Last summer, as expected, Ottawa published a breakdown of “allocations” of those TRQs which upset Washington. In its last month in power, the Trump administration began the process of dispute settlement under USMCA Chapter 31 with a petition alleging violations of the market access concessions. Without getting into the lawyerly details of the complaint -- the petition and process are available on the U.S. Trade Representative website -- the conflict reflects the indignation of the US dairy industry that Canada would presume to protect dairy processors and their unionized workers.
The Parties are in formal “consultations” as the new Biden administration picks up where Trump left off. The Canadian position is that their TRQ allocations are in full compliance with the USMCA commitments; but the US maintains that Canada has violated the “spirit” of the deal by frustrating Big Dairy’s “expectations.” We agree with the Canadian position on the merits but, more than that, and in solidarity with Canadian dairy farmers and dairy workers, we urge the Biden administration to withdraw the complaint.

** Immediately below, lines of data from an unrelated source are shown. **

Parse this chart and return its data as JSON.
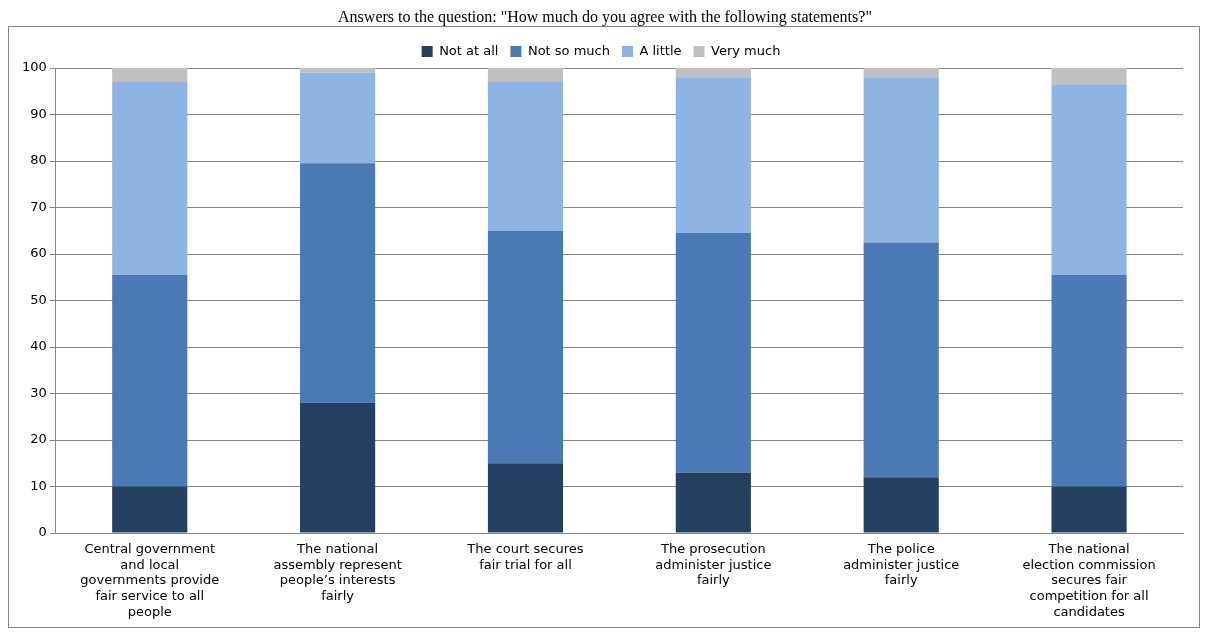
{
  "chart_data": {
    "type": "bar",
    "title": "Answers to the question: \"How much do you agree with the following statements?\"",
    "categories": [
      "Central government and local governments provide fair service to all people",
      "The national assembly represent people’s interests fairly",
      "The court secures fair trial for all",
      "The prosecution administer justice fairly",
      "The police administer justice fairly",
      "The national election commission secures fair competition for all candidates"
    ],
    "stacked": true,
    "series": [
      {
        "name": "Not at all",
        "color": "#243f60",
        "values": [
          10,
          28,
          15,
          13,
          12,
          10
        ]
      },
      {
        "name": "Not so much",
        "color": "#4a7ab5",
        "values": [
          45.5,
          51.5,
          50,
          51.5,
          50.5,
          45.5
        ]
      },
      {
        "name": "A little",
        "color": "#8eb4e3",
        "values": [
          41.5,
          19.5,
          32,
          33.5,
          35.5,
          41
        ]
      },
      {
        "name": "Very much",
        "color": "#c0c0c0",
        "values": [
          3,
          1,
          3,
          2,
          2,
          3.5
        ]
      }
    ],
    "ylim": [
      0,
      100
    ],
    "yticks": [
      0,
      10,
      20,
      30,
      40,
      50,
      60,
      70,
      80,
      90,
      100
    ],
    "grid": "y",
    "legend": "top"
  }
}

Rather than pursue the misguided enforcement petition of the previous administration, the new USTR, in consultation with USDA, should just drop it. Instead of trying yet again to undermine Canadian supply management, our new administration, together with Congressional leaders, should take a page from Ottawa’s popular playbook and work with us and our dairy farmer allies to design and implement dairy pricing reform and market management policies that protect small farmers, ensure fair prices, and support working families and thriving, supportive rural communities.